Friday, August 17, 2012

not the happiest post i've ever written

I am beyond crabby today.  The word crabby doesn't even suffice.  I am irritated, annoyed, tired, sinful, burdened and have a very heavy heart. 

I am irritated with these dumb curtain rods I'm trying to hang in the babies room.  How can something seemingly so simple be so frustrating?

I am annoyed because I have seven weeks left in my pregnancy and I'm already sleeping just awful.

I'm tired because I'm sleeping horribly.

I am ever so aware of my sin, my obsession with the world, and my distance from God right now.

I'm burdened because I feel like there's so much to do and really all I want to do is sit on the couch with my laptop and a cup of iced tea and no kids in the room.

I have a heavy heart because several dear friends are experiencing serious challenges and I don't know how to help besides pray.
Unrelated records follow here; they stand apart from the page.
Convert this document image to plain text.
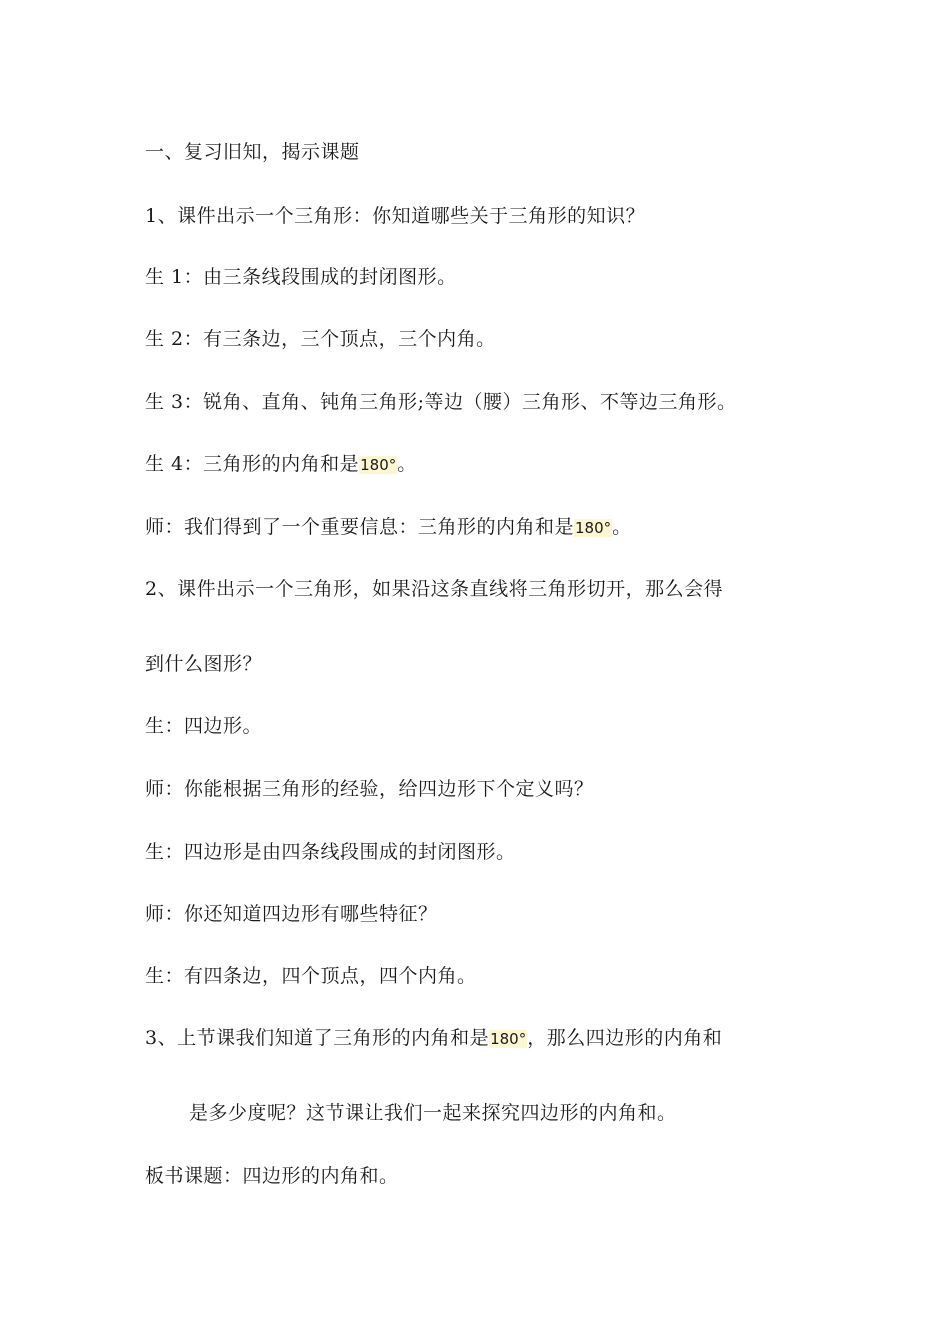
一、复习旧知，揭示课题
1、课件出示一个三角形：你知道哪些关于三角形的知识？
生 1：由三条线段围成的封闭图形。
生 2：有三条边，三个顶点，三个内角。
生 3：锐角、直角、钝角三角形;等边（腰）三角形、不等边三角形。
生 4：三角形的内角和是180°。
师：我们得到了一个重要信息：三角形的内角和是180°。
2、课件出示一个三角形，如果沿这条直线将三角形切开，那么会得
到什么图形？
生：四边形。
师：你能根据三角形的经验，给四边形下个定义吗？
生：四边形是由四条线段围成的封闭图形。
师：你还知道四边形有哪些特征？
生：有四条边，四个顶点，四个内角。
3、上节课我们知道了三角形的内角和是180°，那么四边形的内角和
是多少度呢？这节课让我们一起来探究四边形的内角和。
板书课题：四边形的内角和。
Well kids, someday you'll look back and read this blog and perhaps you'll remember that day (or sequence of days) that mom was a crazy lady.  Or perhaps you'll remember it as the day mom took you to the dentist and was so proud of you there and then just happened to cook a really awesome supper.  Two good things happened today.  Yep, that's about it.  Oh yeah, and the sun shone and it was quite glorious. 

1 comment:

Bobbi Kenow said...

Dearest Tiffany,

I SO appreciate your honesty. I am sorry that you have so much going on right now. I hope you felt a "little" better after letting it out! Thanks for being real. I wish I could be there to hug you!